Commentary and information about public safety and security, intelligence and counterintelligence, open government and secrecy, and other issues in northern Idaho and eastern Washington.

Name:
Location: Coeur d'Alene, Idaho, United States

Raised in Palouse, WA. Graduated from Washington State University. US Army (Counterintelligence). US Secret Service (Technical Security Division) in Fantasyland-on-the-Potomac and Los Angeles. Now living in north Idaho.


Thursday, December 16, 2004

Is the Airport Safe?

The Thursday, December 16, 2004, edition of The Spokesman-Review carried a Business page story headlined "Three airport security officers quit." The story by John Stucke is linked here.

My first reaction was, "Why is this story on the Business page?" This is less a story about business than about public safety. It is a significant story. It is very important to note that the three federal employees, all supervisors, were not reassigned; they resigned. I suspect a more accurate characterization of their departure would have been to say they were allowed to resign.

Well, this is a personnel matter, so the public isn't really entitled to know the real reasons for their resignations, right?

Wrong.

We are forced to fund and rely on the Transportation Security Administration (TSA). When the top three TSA supervisors at the airport resign simultaneously for "personal reasons", we are entitled to more information so we can better determine if TSA in Spokane is worthy of our trust and confidence, not to mention our dollars. Did the "personal reasons" in any way compromise the public's safety at Spokane International Airport? TSA would say no, but how can we be sure?

This is not the first time Spokane International Airport's security reputation has been sullied.

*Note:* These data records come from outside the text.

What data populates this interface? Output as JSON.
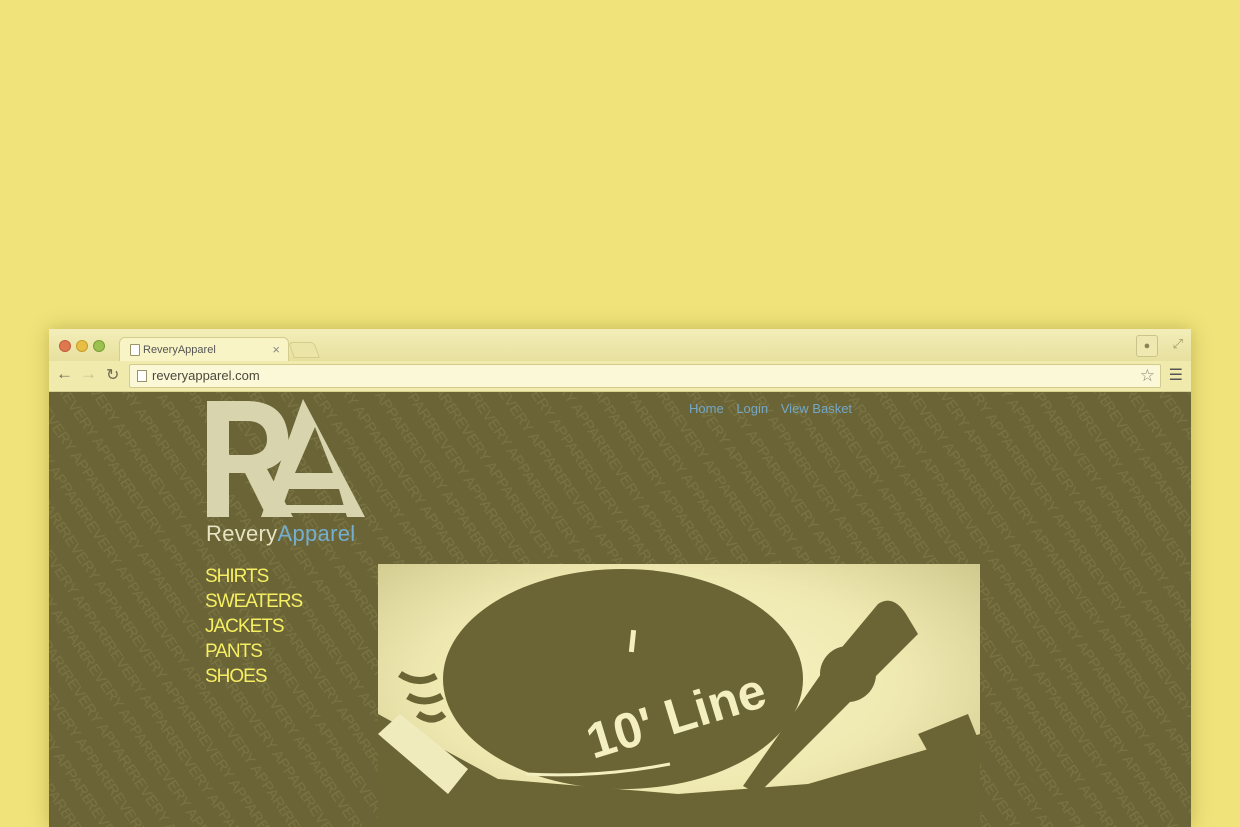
{
  "browser": {
    "tab": {
      "title": "ReveryApparel",
      "close": "×"
    },
    "url": "reveryapparel.com"
  },
  "site": {
    "nav": [
      "Home",
      "Login",
      "View Basket"
    ],
    "brand": {
      "part1": "Revery",
      "part2": "Apparel"
    },
    "categories": [
      "SHIRTS",
      "SWEATERS",
      "JACKETS",
      "PANTS",
      "SHOES"
    ],
    "pattern_text": "REVERY APPAREL",
    "hero": {
      "caption": "10' Line"
    }
  },
  "colors": {
    "background": "#f0e37a",
    "page": "#6a6437",
    "accent_blue": "#74aed0",
    "category_yellow": "#f6ef63",
    "logo_cream": "#d8d4ad"
  },
  "icons": {
    "close": "close-icon",
    "back": "back-arrow-icon",
    "forward": "forward-arrow-icon",
    "reload": "reload-icon",
    "star": "star-icon",
    "menu": "hamburger-menu-icon",
    "profile": "profile-icon",
    "fullscreen": "fullscreen-icon",
    "page": "page-icon"
  }
}
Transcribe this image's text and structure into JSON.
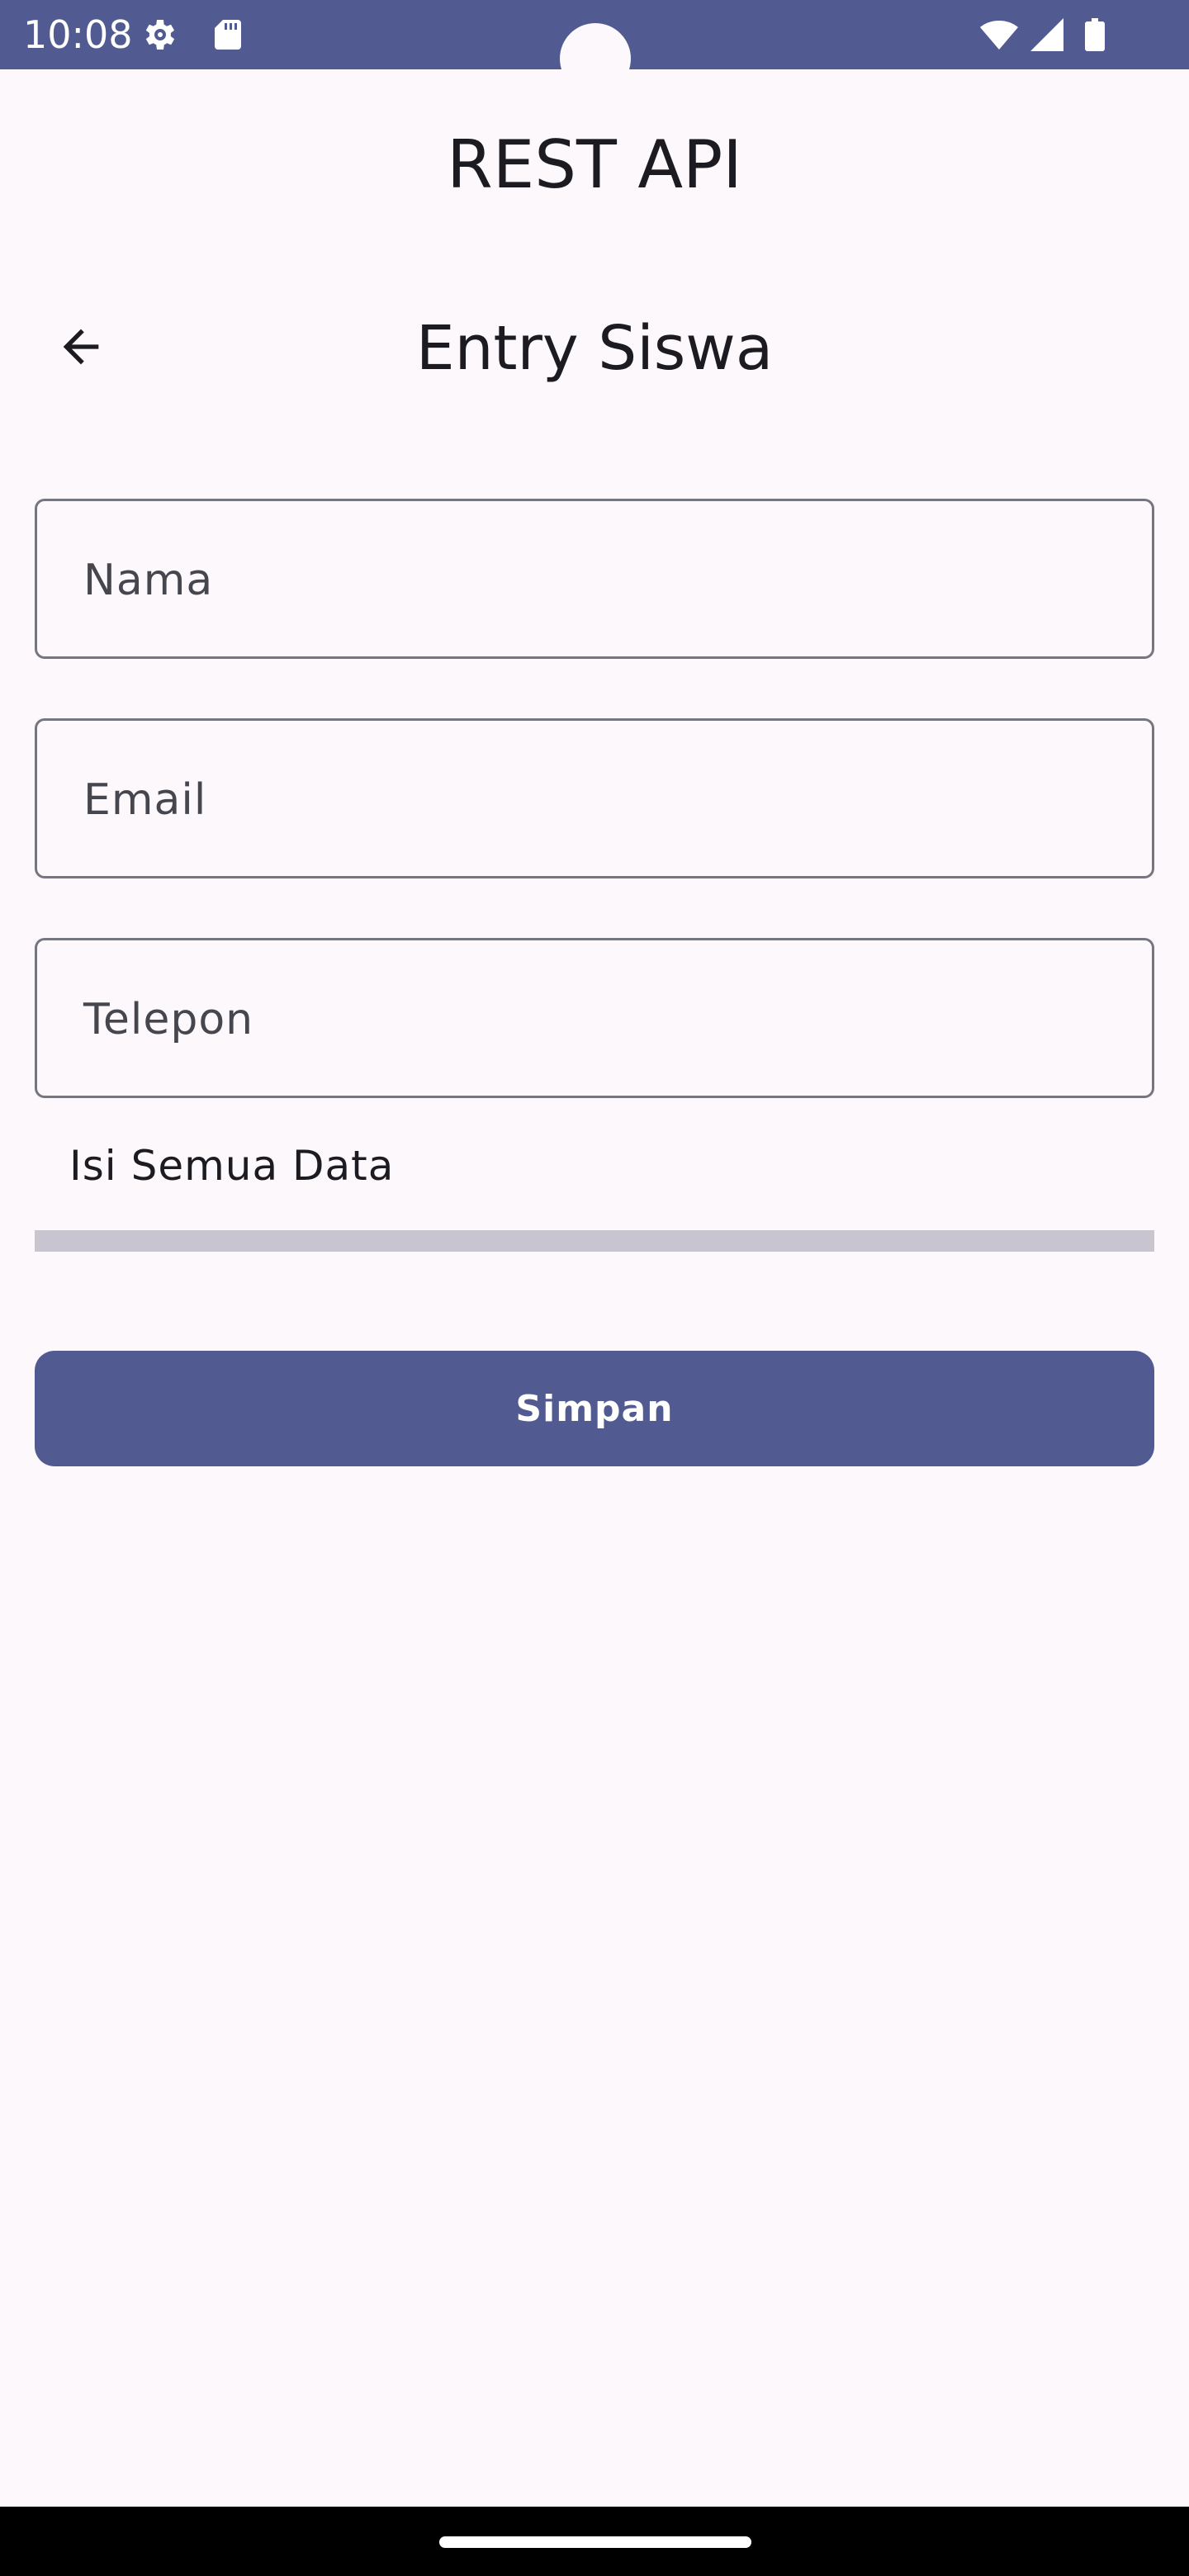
{
  "status_bar": {
    "time": "10:08",
    "icons": [
      "settings-gear-icon",
      "sd-card-icon",
      "wifi-icon",
      "signal-icon",
      "battery-icon"
    ],
    "background_color": "#515B92"
  },
  "app": {
    "title": "REST API"
  },
  "top_bar": {
    "back_icon": "arrow-back-icon",
    "title": "Entry Siswa"
  },
  "form": {
    "fields": [
      {
        "placeholder": "Nama",
        "value": ""
      },
      {
        "placeholder": "Email",
        "value": ""
      },
      {
        "placeholder": "Telepon",
        "value": ""
      }
    ],
    "helper_text": "Isi Semua Data",
    "submit_label": "Simpan"
  },
  "colors": {
    "primary": "#515B92",
    "background": "#FCF8FC",
    "outline": "#767680",
    "divider": "#C9C5D0",
    "on_surface": "#1B1B21"
  }
}
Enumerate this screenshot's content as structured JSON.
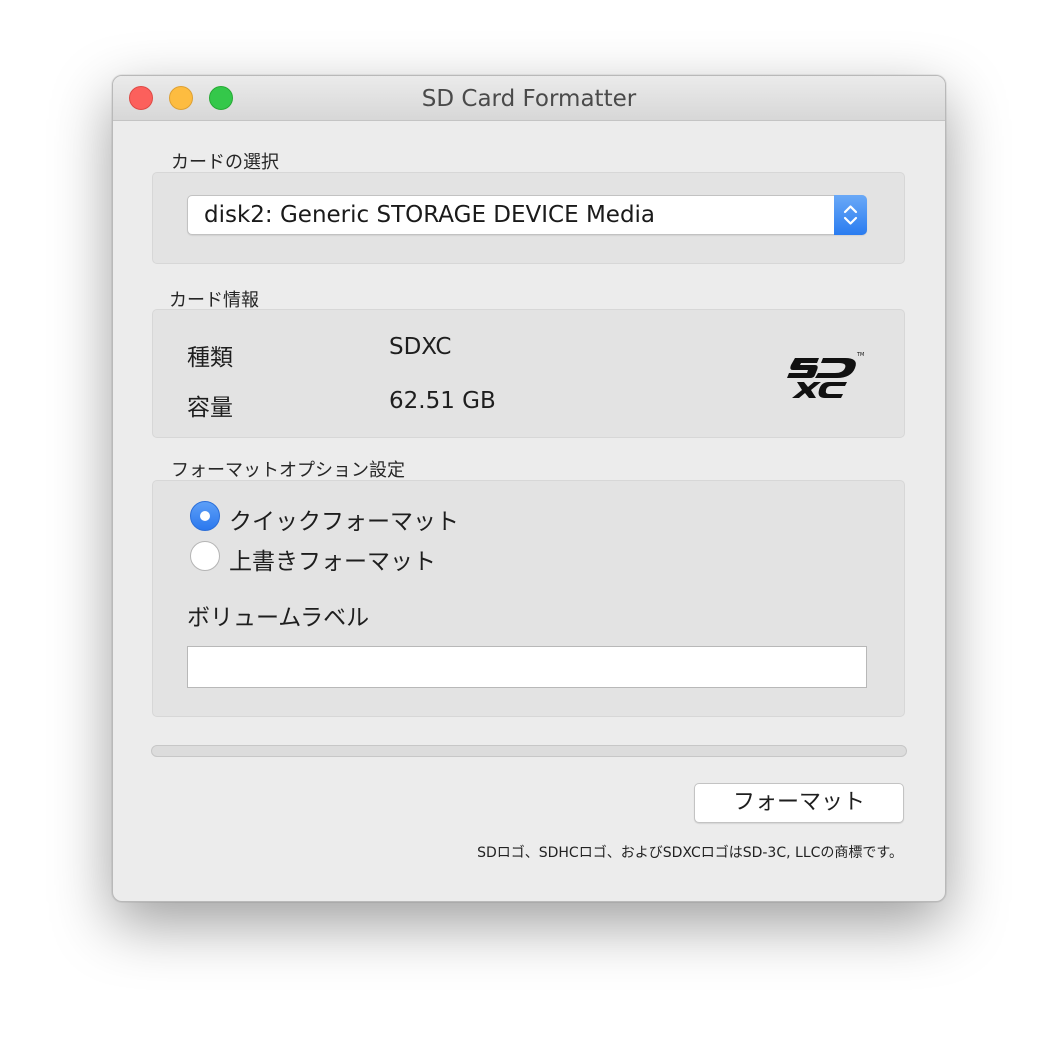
{
  "window": {
    "title": "SD Card Formatter"
  },
  "card_select": {
    "label": "カードの選択",
    "selected": "disk2: Generic STORAGE DEVICE Media"
  },
  "card_info": {
    "label": "カード情報",
    "type_label": "種類",
    "type_value": "SDXC",
    "capacity_label": "容量",
    "capacity_value": "62.51 GB",
    "logo_icon": "sdxc-logo-icon"
  },
  "format_options": {
    "label": "フォーマットオプション設定",
    "quick_format_label": "クイックフォーマット",
    "overwrite_format_label": "上書きフォーマット",
    "selected_option": "quick",
    "volume_label_title": "ボリュームラベル",
    "volume_label_value": ""
  },
  "progress": {
    "value": 0
  },
  "actions": {
    "format_button_label": "フォーマット"
  },
  "footer": {
    "trademark_text": "SDロゴ、SDHCロゴ、およびSDXCロゴはSD-3C, LLCの商標です。"
  },
  "colors": {
    "accent": "#2b78ee",
    "window_bg": "#ececec",
    "close": "#fc605c",
    "minimize": "#fdbc40",
    "maximize": "#34c84a"
  }
}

On July 6, 2002, less than a year after 9-11, the Spokesman Review published a story based on some photos taken by a passenger in the airport's main terminal lobby. The article included one of the photos showing an airport police officer playing solitaire on one of the computers in the airport police command, control, communications, and security center. The airport no doubt breathed a sigh of relief when the article focused on the officer's individual conduct rather than on the much larger and more timely security issues her conduct and the photos revealed.

The Spokane news media were equally willing to let the story drop without asking some very relevant followup questions and reporting the answers.
1. At a time when airports are so concerned about security, why is the command, control, communications, and security center for the airport's police in full public view where its operation could be easily seen by someone targetting the airport? Why is the airport police command center even accessible to the public in the main terminal rather than tucked safely away in a remote and defensible section of the airport?
2. Why was a citizen looking through the window into the police command center able to see and photograph the security camera video monitors with their labels and thereby discern what areas of the airport were under video surveillance?
3. Why did the police officer feel comfortable playing computerized solitaire in full view of the public? Did she did not fear detection by her shift supervisor because playing games on the office computer was permitted by the police supervisors?
If we have concerns about the adequacy of security and the competence of the federal security personnel and airport police at Spokane International Airport, we need to communicate them to our elected state and federal representatives. We rely on them to police the police, a task they should be eager to undertake since they, too, fly in and out of Spokane International Airport.